The next one came at church, during the service for the christening. He heard a greeting (“Heya, Georgie!”) from the pew behind them and so of course: “Georgy Girl.” From their mother's old record collection. Cecilia made him watch the movie when they were dating.

It scraped at Paul's brain like a cat's claw at the door. He hadn't heard the song in years. Was that the Searchers? The Seekers? Ma would play her old sixties records on the hi-fi when she cleaned the house, or paid bills at the dining room table.

He tried to shoo it away. He must have made a face; next to him Cecilia, bouncing Lois on her lap, furled her brow and mouthed, you okay there? He had actually meant to pay attention to Father Mark, whose sermons could be really funny if you listened through to the end, but the thread was lost somewhere around the window shopping but never stopping to buy.

They rose to sing hymns. “Rock of Ages” did nothing to scratch the itch, and neither did “Morning Has Broken,” though that one did cut into the signal a little bit; it appeared on the one Cat Stevens record Paul owned, issued long before the guy found Allah and got himself kicked off planes. “Amazing Grace” didn't stand a chance.

 

“Piano Man” was just annoying. Really, Billy, you've got some nerve to show up here. At least this one Paul could trace back: it sort of had that same loop-de-loop piano bit as “Morning Has Broken,” which only meant a second leak had sprung.

After church, they enjoyed refreshments on the patio at Cecilia's sister's house. June and her husband, Michael, lived up in the Mulberry Hill area of town, a neighborhood of spaced-apart homes and swimming pools and standalone basketball hoops facing the street. The menu was kept simple: crabmeat sandwiches, potato salad, iced tea. The air was nice: there was a breeze rustling through the trees that rose up over the neighbor's yard. Blackbirds chittered as it picked up.

He remembered that if he were to walk down the path in the woods behind June and Michael's house he would come across a wading stream that bubbled where it went over the rocks. Nature getting by on its own rhythm. He thought about taking Lois down there later.

A car came up the hill. Beneath his shoes Paul could feel the thumping of bass beats gradually getting louder. He saw the tea in his glass ripple.

Back to reality, there goes gravity, there goes a man's sanity.

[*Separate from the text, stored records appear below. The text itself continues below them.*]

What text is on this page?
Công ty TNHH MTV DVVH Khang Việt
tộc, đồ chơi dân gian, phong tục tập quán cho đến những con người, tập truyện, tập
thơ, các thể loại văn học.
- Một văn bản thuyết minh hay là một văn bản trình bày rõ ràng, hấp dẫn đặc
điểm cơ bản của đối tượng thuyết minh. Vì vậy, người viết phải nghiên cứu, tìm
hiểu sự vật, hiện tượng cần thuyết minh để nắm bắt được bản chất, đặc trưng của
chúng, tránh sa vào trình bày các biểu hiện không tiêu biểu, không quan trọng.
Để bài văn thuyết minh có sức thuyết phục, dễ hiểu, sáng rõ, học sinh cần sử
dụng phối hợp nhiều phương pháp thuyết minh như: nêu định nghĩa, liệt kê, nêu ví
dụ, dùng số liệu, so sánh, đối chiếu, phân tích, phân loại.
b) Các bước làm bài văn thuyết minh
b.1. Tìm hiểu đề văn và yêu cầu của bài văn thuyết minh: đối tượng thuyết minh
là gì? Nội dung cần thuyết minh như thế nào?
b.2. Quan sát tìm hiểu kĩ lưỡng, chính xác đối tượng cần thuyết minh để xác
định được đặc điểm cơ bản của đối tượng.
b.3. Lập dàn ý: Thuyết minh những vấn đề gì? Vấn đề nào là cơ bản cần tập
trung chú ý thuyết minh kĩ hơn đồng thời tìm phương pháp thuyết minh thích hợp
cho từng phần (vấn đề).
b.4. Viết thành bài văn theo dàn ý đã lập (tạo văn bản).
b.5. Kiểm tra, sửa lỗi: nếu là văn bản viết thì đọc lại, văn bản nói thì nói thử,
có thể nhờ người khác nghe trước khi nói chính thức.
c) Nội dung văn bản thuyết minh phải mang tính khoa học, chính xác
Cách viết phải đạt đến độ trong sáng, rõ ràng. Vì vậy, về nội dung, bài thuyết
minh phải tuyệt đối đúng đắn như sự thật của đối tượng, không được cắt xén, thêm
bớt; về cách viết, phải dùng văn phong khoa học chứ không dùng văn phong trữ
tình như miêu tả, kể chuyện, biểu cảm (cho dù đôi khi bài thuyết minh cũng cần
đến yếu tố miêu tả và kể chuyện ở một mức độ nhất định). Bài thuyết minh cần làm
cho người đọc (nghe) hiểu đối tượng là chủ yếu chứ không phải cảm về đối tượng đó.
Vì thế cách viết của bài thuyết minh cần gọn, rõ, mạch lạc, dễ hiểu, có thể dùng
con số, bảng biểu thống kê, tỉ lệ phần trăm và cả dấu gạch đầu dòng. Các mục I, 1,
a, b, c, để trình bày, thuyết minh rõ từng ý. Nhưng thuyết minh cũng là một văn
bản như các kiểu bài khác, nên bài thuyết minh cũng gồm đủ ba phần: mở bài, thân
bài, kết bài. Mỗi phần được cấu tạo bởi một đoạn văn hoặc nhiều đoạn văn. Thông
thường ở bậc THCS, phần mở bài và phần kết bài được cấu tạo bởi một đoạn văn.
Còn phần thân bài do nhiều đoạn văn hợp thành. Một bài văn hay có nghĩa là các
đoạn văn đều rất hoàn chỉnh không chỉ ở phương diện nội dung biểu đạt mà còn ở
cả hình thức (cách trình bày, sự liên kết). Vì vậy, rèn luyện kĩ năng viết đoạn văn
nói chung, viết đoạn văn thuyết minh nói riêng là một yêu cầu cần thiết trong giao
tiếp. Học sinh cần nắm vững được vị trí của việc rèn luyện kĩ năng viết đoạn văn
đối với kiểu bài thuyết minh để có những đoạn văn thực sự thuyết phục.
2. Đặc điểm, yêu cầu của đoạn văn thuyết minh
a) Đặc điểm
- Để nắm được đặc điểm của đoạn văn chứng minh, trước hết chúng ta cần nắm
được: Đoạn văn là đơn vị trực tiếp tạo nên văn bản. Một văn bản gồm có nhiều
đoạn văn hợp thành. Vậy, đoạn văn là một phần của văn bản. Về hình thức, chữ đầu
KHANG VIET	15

The engine cut out. Those were the worst kind, your brain always wanted to pick up where they left off. “That's Ricky,” June explained. The neighbor's teenage son. “You can imagine how much fun we have trying to put Addie down for a nap in the summertime.”

 

They drove home late in the afternoon, the car windows cracked open. They left the radio off because they wanted Lois to sleep, and Cecilia decided to nap, too. With nothing to think about but the road in front of him, Paul could only spin the dial in his head, overlapping frequencies: back to reality, blackbird has spoken, shed those dowdy feathers and fly. He relaxed his grip on the wheel and tried to focus on the sounds inside the car. There was the tinkle of his key ring dangling from the ignition. The uneven breathing of his wife next to him, his daughter behind him. The whip of the wind, the whirr of the wheels on the road.